Lalu kata ibu itu: “Ayahmu pernah
pulang
dan aku telah sukses mengusirnya.”
“Benar engkau Malin?” Ibu itu masih
juga sangsi.
Dan anak yang sudah lelah
mengembara itu pun bicara:
“Benar, saya Malin. Malin yang
diam-diam
telah menemukan ayahnya dan
membunuhnya.”
Sambil memejamkan mata, perempuan
itu berkata:
“Bila benar engkau Malin, biar
kusumpahi ranjang
dan tubuhku ini menjadi batu.”
Tapi ranjang tidak menjadi batu,
dan perempuan itu pun
masih di situ, seakan ada yang
masih ditunggu.
1999
Puisi malin kundang ini mungkin benar terinspirasi
dari cerita malin kundang, namun isinya jelas jauh berbeda dari versi
ceritanya. Pada bait pertama Malin
Kundang pulang menemui ibunya //yang terbaring sakit di ranjang. //Ia perempuan
renta, hidupnya tinggal menunggu matahari angslup ke cakrawala. Dalam cerita
Malin Kundang Bukan sosok Malin Kundang yang datang menemui Ibunya, tapi Ibunya
yang datang mencari Malin kundang. Mungkin penulis bermaksud membuat makna
berbeda dalam puisinya dimana Malin yang datang menemui Ibunya, namun Ibunya
tidak percaya kalau dia adalah Malin. Kemudian dijelaskan dalam bait kedua,
“Malin, mana istrimu?” //“Jangankan istri, Bu. Baju satu saja robek di badan.” //Perempuan
yang sudah tak tahan merindu itu //seakan tak percaya.//Ia menyelidik penuh
curiga.// Malin dibuat seolah-olah
menjadi sosok yang menderita, bukan sosok yang sukses, dia seperti bangkrut dan
memilih kembali ke pelukan Ibunya, namun Ibunya tidaklah percaya.
Pada
bait ketiga-“Benar engkau Malin?” //“Benar, saya Malin. Lihat bekas luka di
keningku.” // “Tapi Malin bukanlah anak yang kurus kering //dan
compang-camping. Orang-orang telah memberi kabar //bahwa Malin, anakku, akan
datang dengan istri yang bagus dan pangkat yang besar.” //“Mungkin yang Ibu
maksud Maling, bukan Malin.” //“Jangan bercanda, mimpiku telah sirna.”

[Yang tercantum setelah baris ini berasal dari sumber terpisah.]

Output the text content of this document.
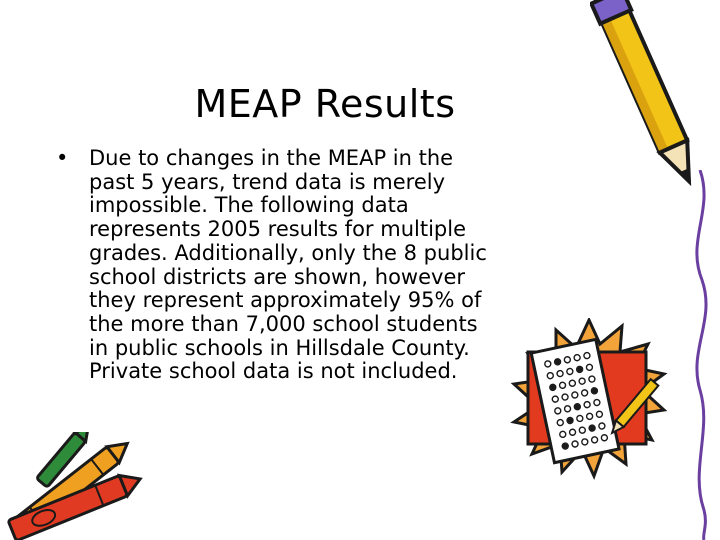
MEAP Results
• Due to changes in the MEAP in the
past 5 years, trend data is merely
impossible. The following data
represents 2005 results for multiple
grades. Additionally, only the 8 public
school districts are shown, however
they represent approximately 95% of
the more than 7,000 school students
in public schools in Hillsdale County.
Private school data is not included.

Memnimbulkan tanda tanya bagi pembaca, apakah sosok yang diceritakan ini
benar-benar Malin? Karena bagaimanapun seorang Ibu memiliki ikatan batin
terhadap sosok anaknya, dan Ibu Malin ini malah mencurigai anaknya sendiri.
Seperti dalam cerita, bahwa Malin itu anak yang sukses dan melupakan Ibunya,
sesuai dengan cerita, Ibu Malin ini tidak percaya kalau sosok yang datang
menemuinya itu benar-benar Malin.
Kemudian, padaa bagian “Benar, saya
Malin. Lihat bekas luka di keningku.” Pembaca akan teringat pada legenda
Tangkuban Perahu, bukan legenda Malin Kundang. Karena tokoh dalam Tangkuban
Perahu, Sangkuriang-lah yang dipukul oleh Ibunya dengan gayung yang terbuat
dari tempurung kelapa di bagian keningnya.
Joko Pinurbo sudah terkenal dengan puisi yang
suka membalikkan makna sebenarnya, seperti puisi paskah yang dibuat seperti
parodi pas-kah? Begitu juga dengan puisi malin kundang ini, yang dikombinasi
dengan cerita sangkuriang. Mengapa bisa begitu? dalam cerita sangkuriang
menceritakan tentang seorang anak bernama sangkuriang yang membunuh ayahnya
sendiri, kemudian dia di usir oleh Ibu-nya dewi sumbi, lalu pada akhirnya dia
kembali lagi pada Ibunya. Seperti yang terjadi di bait, “Benar engkau Malin?”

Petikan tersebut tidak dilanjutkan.